The early history of experimental duo PINKISH BLACK is as mournful and tumultuous as the band’s music. The Fort Worth, TX band originally formed in 2005 as a three piece doom/jazz project known as The Great Tyrant, but The Great Tyrant never got the chance to release any music – in February 2010, midway through a battle with technical problems, the band’s bassist Tommy Atkins tragically committed suicide, bringing the album’s recording and production processes to a halt.
After Atkins’s passing, remaining members Jon Teague (drums/synths) and Daron Beck (vocals/synths/ keyboards) set out to redefine current conceptions of heavy music with an unorthodox and forward-thinking synth-driven approach, furthering the work they had started with The Great Tyrant. The band, now a duo, changed their name to PINKISH BLACK in 2010, and released their self-titled debut that same year on Handmade Birds. Pinkish Black was critically acclaimed, as was the band’s 2013 follow-up on Century Media, Razed to the Ground. In its review of the former, Pitchfork called PINKISH BLACK “a band that exudes promise,” while Stereogum called the latter album “an absolute stunner.”
Since Razed to The Ground, PINKISH BLACK have solidified both their confidence and their direction – they signed to Relapse in December 2014, and have steadily refined their songwriting and style over the course of the last two years. Though usually associated most closely with the metal scene, PINKISH BLACK have demonstrated an unflinching capacity to dip their toes in all sorts of disparate musical markets, from doom metal and industrial to post-punk and no-wave.
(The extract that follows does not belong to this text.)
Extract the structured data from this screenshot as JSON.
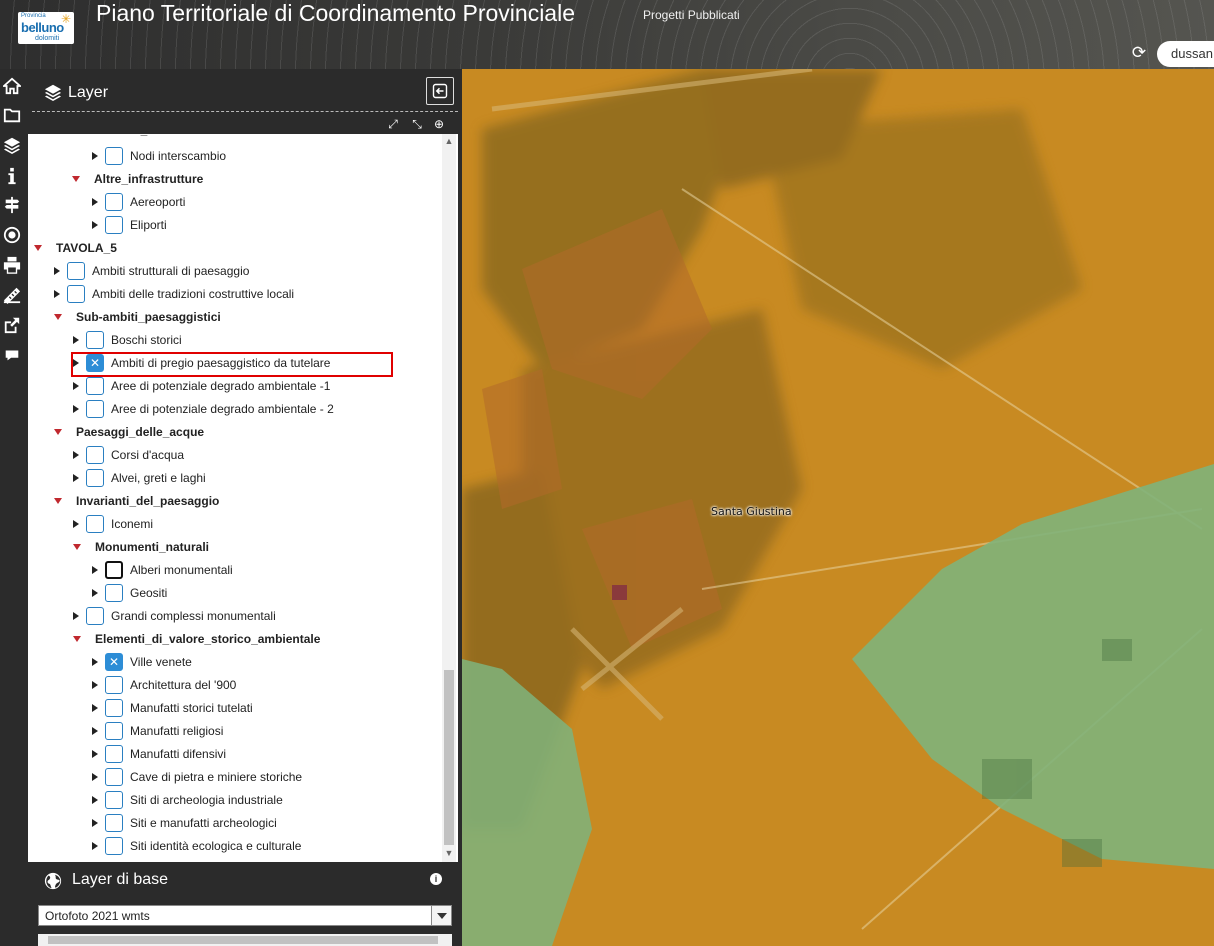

October 2015 saw the release of PINKISH BLACK’s newest opus, Bottom of the Morning, a 7-track dark music journey that runs the full gamut of influences PINKISH BLACK have touched on in the past as well as many new experimentations added to their palette. From the gothic, horror-movie-esque organ intro of opener “Brown Rainbow” to the wistful, fuzzed-out conclusion of final track “The Master Is Away,” Bottom of the Morning is simultaneously dark and catchy, dissonant and melodic, smothering audiences with heavy layers of distorted, repressive gloom that still end up as earworms despite their pessimism. It's as if Scott Walker and John Carpenter were having a bad acid trip with the Melvins, or if someone dipped PINKISH BLACK’s ambling, psyched-out space-rock influences in a vat of molten iron.
Now in 2019, PINKISH BLACK's new album, Concept Unification is the band's most adventurous record to date. Each of the 6 tracks on the album explore the innermost depths of forward-thinking doom rock, as psychedelic undertones collide with dark, crushing heaviness. Brooding synthesizers on Concept Unification's opening title track give way to the impending melancholy found on "Dial Tone", while progressive ebbs and flows on "Petit Mal" showcase PINKISH BLACK's ability to manipulate dark ambience. The album closer "Next Solution" presents a somber, contemplative piano performance front-and-center, before exploding into a dramatic whirl of choirs and rhythmic pummeling. "Concept Unification" is a beast of it's own, pontificating on themes of anxiety, futility, and emptiness, positioning PINKISH BLACK as vital to the independent scene as ever.